The difference is that, unlike a television, an app costs very little, if anything, and were Apple's revenue restricted to a portion of the sale price of the app while the developer raked it in by using the app to sell books, magic potions, and anything else to Apple's customers, it would hardly be fair to Apple.

Apple is entitled to be paid for access to its customers, and what is a fair amount is a function of the value of access to Apple's customers to the seller. A developer who builds an app he sells for 99 cents derives less value than a wholesaler who gives away an app he uses to provide his entire catalog to those who download the app. Apple has no obligation to introduce to its customer base a Trojan Horse filled with peddlers who refuse to compensate Apple.

Any seller who believes Apple charges more than it deserves is free to find its end users elsewhere. We live in a competitive world, and prices and terms that are onerous are soon enough undercut by competitors.
 
The difference is that, unlike a television, an app costs very little, if anything, and were Apple's revenue restricted to a portion of the sale price of the app while the developer raked it in by using the app to sell books, magic potions, and anything else to Apple's customers, it would hardly be fair to Apple.

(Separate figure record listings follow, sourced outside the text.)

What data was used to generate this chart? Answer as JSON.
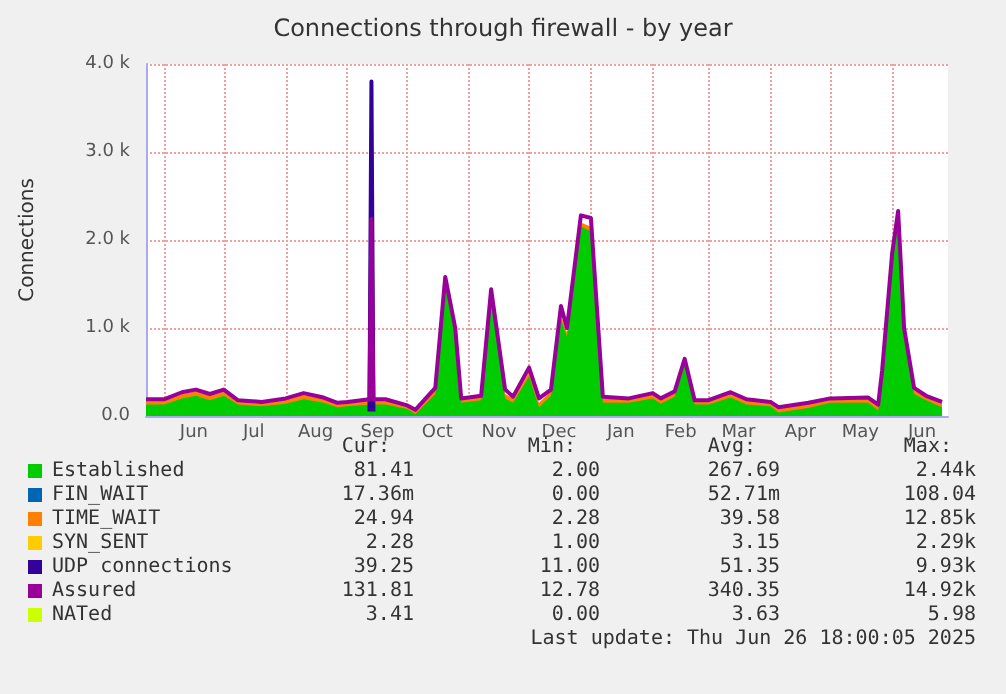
{
  "chart_data": {
    "type": "area",
    "title": "Connections through firewall - by year",
    "ylabel": "Connections",
    "x": [
      "2024-05-23",
      "2024-06-01",
      "2024-06-10",
      "2024-06-17",
      "2024-06-24",
      "2024-07-01",
      "2024-07-08",
      "2024-07-20",
      "2024-08-01",
      "2024-08-10",
      "2024-08-20",
      "2024-08-27",
      "2024-09-01",
      "2024-09-12",
      "2024-09-13",
      "2024-09-14",
      "2024-09-20",
      "2024-10-01",
      "2024-10-05",
      "2024-10-15",
      "2024-10-20",
      "2024-10-25",
      "2024-10-28",
      "2024-11-07",
      "2024-11-12",
      "2024-11-19",
      "2024-11-23",
      "2024-12-01",
      "2024-12-06",
      "2024-12-12",
      "2024-12-17",
      "2024-12-20",
      "2024-12-27",
      "2025-01-01",
      "2025-01-07",
      "2025-01-20",
      "2025-02-01",
      "2025-02-05",
      "2025-02-12",
      "2025-02-17",
      "2025-02-22",
      "2025-03-01",
      "2025-03-12",
      "2025-03-20",
      "2025-04-01",
      "2025-04-05",
      "2025-04-20",
      "2025-05-01",
      "2025-05-20",
      "2025-05-25",
      "2025-05-27",
      "2025-06-01",
      "2025-06-04",
      "2025-06-07",
      "2025-06-12",
      "2025-06-18",
      "2025-06-26"
    ],
    "series": [
      {
        "name": "Established",
        "type": "area",
        "color": "#00cc00",
        "values": [
          130,
          130,
          200,
          230,
          180,
          230,
          130,
          110,
          140,
          190,
          150,
          100,
          110,
          130,
          130,
          130,
          130,
          80,
          20,
          250,
          1480,
          900,
          150,
          180,
          1340,
          200,
          150,
          450,
          100,
          230,
          1100,
          900,
          2150,
          2100,
          150,
          150,
          200,
          140,
          220,
          580,
          130,
          130,
          210,
          130,
          110,
          40,
          90,
          150,
          150,
          60,
          450,
          1750,
          2200,
          900,
          250,
          180,
          100
        ]
      },
      {
        "name": "FIN_WAIT",
        "type": "line",
        "color": "#0066b3",
        "values": [
          null,
          null,
          null,
          null,
          null,
          null,
          null,
          null,
          null,
          null,
          null,
          null,
          null,
          null,
          null,
          null,
          null,
          null,
          null,
          null,
          null,
          null,
          null,
          null,
          null,
          null,
          null,
          null,
          null,
          null,
          null,
          null,
          null,
          null,
          null,
          null,
          null,
          null,
          null,
          null,
          null,
          null,
          null,
          null,
          null,
          null,
          null,
          null,
          null,
          null,
          null,
          null,
          null,
          null,
          null,
          null,
          null
        ]
      },
      {
        "name": "TIME_WAIT",
        "type": "area",
        "color": "#ff8000",
        "values": [
          50,
          50,
          50,
          50,
          50,
          50,
          50,
          50,
          50,
          50,
          50,
          50,
          50,
          50,
          50,
          50,
          50,
          50,
          50,
          50,
          50,
          50,
          50,
          50,
          50,
          50,
          50,
          50,
          50,
          50,
          50,
          50,
          50,
          50,
          50,
          50,
          50,
          50,
          50,
          50,
          50,
          50,
          50,
          50,
          50,
          50,
          50,
          50,
          50,
          50,
          50,
          50,
          50,
          50,
          50,
          50,
          50
        ]
      },
      {
        "name": "SYN_SENT",
        "type": "line",
        "color": "#ffcc00",
        "values": [
          null,
          null,
          null,
          null,
          null,
          null,
          null,
          null,
          null,
          null,
          null,
          null,
          null,
          null,
          null,
          null,
          null,
          null,
          null,
          null,
          null,
          null,
          null,
          null,
          null,
          null,
          null,
          null,
          null,
          null,
          null,
          null,
          null,
          null,
          null,
          null,
          null,
          null,
          null,
          null,
          null,
          null,
          null,
          null,
          null,
          null,
          null,
          null,
          null,
          null,
          null,
          null,
          null,
          null,
          null,
          null,
          null
        ]
      },
      {
        "name": "UDP connections",
        "type": "line",
        "color": "#330099",
        "values": [
          null,
          null,
          null,
          null,
          null,
          null,
          null,
          null,
          null,
          null,
          null,
          null,
          null,
          50,
          3800,
          50,
          null,
          null,
          null,
          null,
          null,
          null,
          null,
          null,
          null,
          null,
          null,
          null,
          null,
          null,
          null,
          null,
          null,
          null,
          null,
          null,
          null,
          null,
          null,
          null,
          null,
          null,
          null,
          null,
          null,
          null,
          null,
          null,
          null,
          null,
          null,
          null,
          null,
          null,
          null,
          null,
          null
        ]
      },
      {
        "name": "Assured",
        "type": "line",
        "color": "#990099",
        "values": [
          190,
          190,
          270,
          300,
          250,
          300,
          180,
          160,
          200,
          260,
          210,
          150,
          160,
          190,
          2240,
          190,
          190,
          120,
          70,
          320,
          1580,
          1000,
          200,
          230,
          1440,
          300,
          220,
          550,
          200,
          300,
          1250,
          1000,
          2280,
          2250,
          220,
          200,
          260,
          200,
          280,
          650,
          180,
          180,
          270,
          190,
          160,
          100,
          150,
          200,
          210,
          130,
          520,
          1850,
          2330,
          1000,
          320,
          230,
          160
        ]
      },
      {
        "name": "NATed",
        "type": "line",
        "color": "#ccff00",
        "values": [
          null,
          null,
          null,
          null,
          null,
          null,
          null,
          null,
          null,
          null,
          null,
          null,
          null,
          null,
          null,
          null,
          null,
          null,
          null,
          null,
          null,
          null,
          null,
          null,
          null,
          null,
          null,
          null,
          null,
          null,
          null,
          null,
          null,
          null,
          null,
          null,
          null,
          null,
          null,
          null,
          null,
          null,
          null,
          null,
          null,
          null,
          null,
          null,
          null,
          null,
          null,
          null,
          null,
          null,
          null,
          null,
          null
        ]
      }
    ],
    "stacked": true,
    "xlim": [
      "2024-05-23",
      "2025-06-29"
    ],
    "xticks": [
      {
        "value": "2024-06-01",
        "label": null
      },
      {
        "value": "2024-06-16",
        "label": "Jun"
      },
      {
        "value": "2024-07-01",
        "label": null
      },
      {
        "value": "2024-07-16",
        "label": "Jul"
      },
      {
        "value": "2024-08-01",
        "label": null
      },
      {
        "value": "2024-08-16",
        "label": "Aug"
      },
      {
        "value": "2024-09-01",
        "label": null
      },
      {
        "value": "2024-09-16",
        "label": "Sep"
      },
      {
        "value": "2024-10-01",
        "label": null
      },
      {
        "value": "2024-10-16",
        "label": "Oct"
      },
      {
        "value": "2024-11-01",
        "label": null
      },
      {
        "value": "2024-11-16",
        "label": "Nov"
      },
      {
        "value": "2024-12-01",
        "label": null
      },
      {
        "value": "2024-12-16",
        "label": "Dec"
      },
      {
        "value": "2025-01-01",
        "label": null
      },
      {
        "value": "2025-01-16",
        "label": "Jan"
      },
      {
        "value": "2025-02-01",
        "label": null
      },
      {
        "value": "2025-02-15",
        "label": "Feb"
      },
      {
        "value": "2025-03-01",
        "label": null
      },
      {
        "value": "2025-03-16",
        "label": "Mar"
      },
      {
        "value": "2025-04-01",
        "label": null
      },
      {
        "value": "2025-04-16",
        "label": "Apr"
      },
      {
        "value": "2025-05-01",
        "label": null
      },
      {
        "value": "2025-05-16",
        "label": "May"
      },
      {
        "value": "2025-06-01",
        "label": null
      },
      {
        "value": "2025-06-16",
        "label": "Jun"
      }
    ],
    "ylim": [
      0,
      4000
    ],
    "yticks": [
      {
        "value": 0,
        "label": "0.0"
      },
      {
        "value": 1000,
        "label": "1.0 k"
      },
      {
        "value": 2000,
        "label": "2.0 k"
      },
      {
        "value": 3000,
        "label": "3.0 k"
      },
      {
        "value": 4000,
        "label": "4.0 k"
      }
    ],
    "grid": true,
    "legend": "bottom",
    "annotations": [
      "Cur:",
      "Min:",
      "Avg:",
      "Max:",
      "81.41",
      "2.00",
      "267.69",
      "2.44k",
      "17.36m",
      "0.00",
      "52.71m",
      "108.04",
      "24.94",
      "2.28",
      "39.58",
      "12.85k",
      "2.28",
      "1.00",
      "3.15",
      "2.29k",
      "39.25",
      "11.00",
      "51.35",
      "9.93k",
      "131.81",
      "12.78",
      "340.35",
      "14.92k",
      "3.41",
      "0.00",
      "3.63",
      "5.98",
      "Last update: Thu Jun 26 18:00:05 2025"
    ]
  }
}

Apple is entitled to be paid for access to its customers, and what is a fair amount is a function of the value of access to Apple's customers to the seller. A developer who builds an app he sells for 99 cents derives less value than a wholesaler who gives away an app he uses to provide his entire catalog to those who download the app. Apple has no obligation to introduce to its customer base a Trojan Horse filled with peddlers who refuse to compensate Apple.

Any seller who believes Apple charges more than it deserves is free to find its end users elsewhere. We live in a competitive world, and prices and terms that are onerous are soon enough undercut by competitors.
It works both ways.
Without developers, Apple would have no customers.
Apple gets compensated for making the app available in the App store via the developer fees and collects 30% of the sale price of any App sold in the App store.
The developer does all the work to provide the actual value within the app itself.
If Apple wants to prove value, allow other App store's on their "i" devices and let the stores compete.
But that will never happen as Apple knows they will see a large migration of devs away from their store if the other offers better terms.

To say Apple is "entitled" to a cut beyond that is arrogant at the least.